Cloud providers charge significant fees for traffic that crosses availability zones (AZs). By setting trafficDistribution: PreferClose, you instruct the kube-proxy (or your CNI’s replacement) to keep packets local whenever possible.

For high-throughput applications—like the scientific software stacks I work with in HPC environments – this doesn’t just lower the cloud bill; it significantly reduces network latency, improving the p99 response times for end users.

Dynamic Resource Allocation (DRA) for the AI Age

As Kubernetes becomes the de facto operating system for AI/ML, the old “Device Plugin” model is showing its age. It was rigid—a GPU was either “there” or “not there.”

Kubernetes v1.35 doubles down on Dynamic Resource Allocation (DRA) with structured parameters. This is crucial for the “Efficiency Era” because it allows for resource slicing.

Instead of a Pod requesting an entire GPU, DRA allows workloads to request specific attributes of a device (e.g., “I need 4GB of VRAM on an A100”). The scheduler can now bin-pack multiple AI inference workloads onto a single physical GPU more intelligently.

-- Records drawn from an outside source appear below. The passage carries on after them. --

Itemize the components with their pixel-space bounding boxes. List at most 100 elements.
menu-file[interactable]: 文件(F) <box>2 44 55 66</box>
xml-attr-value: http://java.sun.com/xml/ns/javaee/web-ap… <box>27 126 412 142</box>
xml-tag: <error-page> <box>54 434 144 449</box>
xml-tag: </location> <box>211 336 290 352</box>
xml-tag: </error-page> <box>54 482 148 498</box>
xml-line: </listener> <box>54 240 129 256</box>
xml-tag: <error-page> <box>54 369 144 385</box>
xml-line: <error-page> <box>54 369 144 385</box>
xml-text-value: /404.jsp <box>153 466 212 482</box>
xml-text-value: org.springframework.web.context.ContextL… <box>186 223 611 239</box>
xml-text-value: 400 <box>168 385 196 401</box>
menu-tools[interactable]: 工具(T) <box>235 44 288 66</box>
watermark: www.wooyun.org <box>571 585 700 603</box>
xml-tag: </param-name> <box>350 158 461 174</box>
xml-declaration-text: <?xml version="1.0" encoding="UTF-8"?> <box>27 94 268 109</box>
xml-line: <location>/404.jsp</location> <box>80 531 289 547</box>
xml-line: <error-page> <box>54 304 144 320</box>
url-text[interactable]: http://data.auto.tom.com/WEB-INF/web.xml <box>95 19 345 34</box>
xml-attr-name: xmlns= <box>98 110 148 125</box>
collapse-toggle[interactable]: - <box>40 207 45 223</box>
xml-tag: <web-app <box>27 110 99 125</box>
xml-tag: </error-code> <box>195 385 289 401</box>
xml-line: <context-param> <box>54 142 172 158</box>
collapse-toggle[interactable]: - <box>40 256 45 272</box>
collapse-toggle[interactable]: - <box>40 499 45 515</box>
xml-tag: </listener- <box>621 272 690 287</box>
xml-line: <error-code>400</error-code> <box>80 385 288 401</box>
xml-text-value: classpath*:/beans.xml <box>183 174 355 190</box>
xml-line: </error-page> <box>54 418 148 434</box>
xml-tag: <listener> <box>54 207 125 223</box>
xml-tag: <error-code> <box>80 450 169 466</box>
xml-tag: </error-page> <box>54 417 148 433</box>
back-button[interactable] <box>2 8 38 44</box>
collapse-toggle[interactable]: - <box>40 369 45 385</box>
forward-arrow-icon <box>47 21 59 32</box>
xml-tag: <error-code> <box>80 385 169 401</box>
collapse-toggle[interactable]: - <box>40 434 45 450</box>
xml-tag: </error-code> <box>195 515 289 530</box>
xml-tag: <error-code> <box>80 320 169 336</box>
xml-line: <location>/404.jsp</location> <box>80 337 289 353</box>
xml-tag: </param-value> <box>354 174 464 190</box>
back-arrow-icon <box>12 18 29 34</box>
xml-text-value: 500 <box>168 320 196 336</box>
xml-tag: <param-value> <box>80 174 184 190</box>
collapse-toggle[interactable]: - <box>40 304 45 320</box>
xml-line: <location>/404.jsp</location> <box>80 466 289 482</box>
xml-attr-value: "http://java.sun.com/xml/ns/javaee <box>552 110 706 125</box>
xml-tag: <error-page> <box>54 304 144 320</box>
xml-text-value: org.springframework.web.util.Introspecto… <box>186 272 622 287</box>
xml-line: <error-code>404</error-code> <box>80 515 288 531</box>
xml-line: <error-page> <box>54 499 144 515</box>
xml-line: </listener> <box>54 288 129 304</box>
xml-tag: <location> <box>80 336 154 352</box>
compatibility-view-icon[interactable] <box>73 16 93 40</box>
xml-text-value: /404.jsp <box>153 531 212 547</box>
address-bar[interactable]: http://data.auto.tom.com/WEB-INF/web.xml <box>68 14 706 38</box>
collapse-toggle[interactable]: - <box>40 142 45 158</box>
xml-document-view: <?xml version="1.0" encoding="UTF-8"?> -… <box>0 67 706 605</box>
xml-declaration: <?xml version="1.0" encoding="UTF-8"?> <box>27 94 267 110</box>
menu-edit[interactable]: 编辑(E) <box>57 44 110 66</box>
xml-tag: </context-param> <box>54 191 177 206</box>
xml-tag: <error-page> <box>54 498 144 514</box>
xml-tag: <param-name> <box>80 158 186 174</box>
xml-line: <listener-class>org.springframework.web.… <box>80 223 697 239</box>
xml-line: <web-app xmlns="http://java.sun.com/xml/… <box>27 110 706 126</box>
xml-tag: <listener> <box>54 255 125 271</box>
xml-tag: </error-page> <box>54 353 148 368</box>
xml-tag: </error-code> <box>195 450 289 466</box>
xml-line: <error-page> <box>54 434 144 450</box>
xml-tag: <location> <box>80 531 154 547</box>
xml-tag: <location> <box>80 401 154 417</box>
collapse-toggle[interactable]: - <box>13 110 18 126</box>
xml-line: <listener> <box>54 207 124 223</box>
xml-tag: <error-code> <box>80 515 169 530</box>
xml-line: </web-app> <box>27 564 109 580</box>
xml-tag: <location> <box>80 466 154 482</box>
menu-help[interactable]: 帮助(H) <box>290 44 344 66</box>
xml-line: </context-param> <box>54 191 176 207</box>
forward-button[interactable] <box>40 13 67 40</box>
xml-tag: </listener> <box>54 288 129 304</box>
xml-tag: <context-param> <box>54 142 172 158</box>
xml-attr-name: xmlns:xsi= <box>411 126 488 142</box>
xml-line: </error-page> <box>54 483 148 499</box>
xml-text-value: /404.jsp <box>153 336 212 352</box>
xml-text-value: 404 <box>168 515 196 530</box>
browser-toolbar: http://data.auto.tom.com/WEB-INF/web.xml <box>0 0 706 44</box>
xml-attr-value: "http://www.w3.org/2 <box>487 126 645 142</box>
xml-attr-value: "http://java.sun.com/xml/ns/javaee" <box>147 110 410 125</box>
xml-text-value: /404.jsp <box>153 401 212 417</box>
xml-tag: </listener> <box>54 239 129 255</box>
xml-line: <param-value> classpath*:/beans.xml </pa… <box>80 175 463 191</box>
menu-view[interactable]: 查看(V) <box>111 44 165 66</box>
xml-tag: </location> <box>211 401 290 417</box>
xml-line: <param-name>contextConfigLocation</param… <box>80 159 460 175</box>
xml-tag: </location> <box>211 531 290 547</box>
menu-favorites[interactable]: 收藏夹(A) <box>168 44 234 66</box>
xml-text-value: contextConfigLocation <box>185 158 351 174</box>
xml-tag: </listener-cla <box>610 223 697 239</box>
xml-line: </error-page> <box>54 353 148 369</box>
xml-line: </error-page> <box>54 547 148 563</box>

For Platform Engineers maintaining inference clusters, this means higher utilization rates and less hardware sitting idle—a direct improvement to the bottom line.

Conclusion: Boring is Good

The beauty of Kubernetes v1.35 is not in flashy new CRDs or complex subsystems. Its beauty lies in its boredom. It fixes the fundamental operational inefficiencies—restarts, latency, and hardware waste—that have plagued us for years.

For the architect, this release signals a time to audit your StatefulSets.

It is time to revisit your VPA configurations. The “restart penalty” is gone, and with it, the last barrier to truly dynamic, self-healing infrastructure has fallen.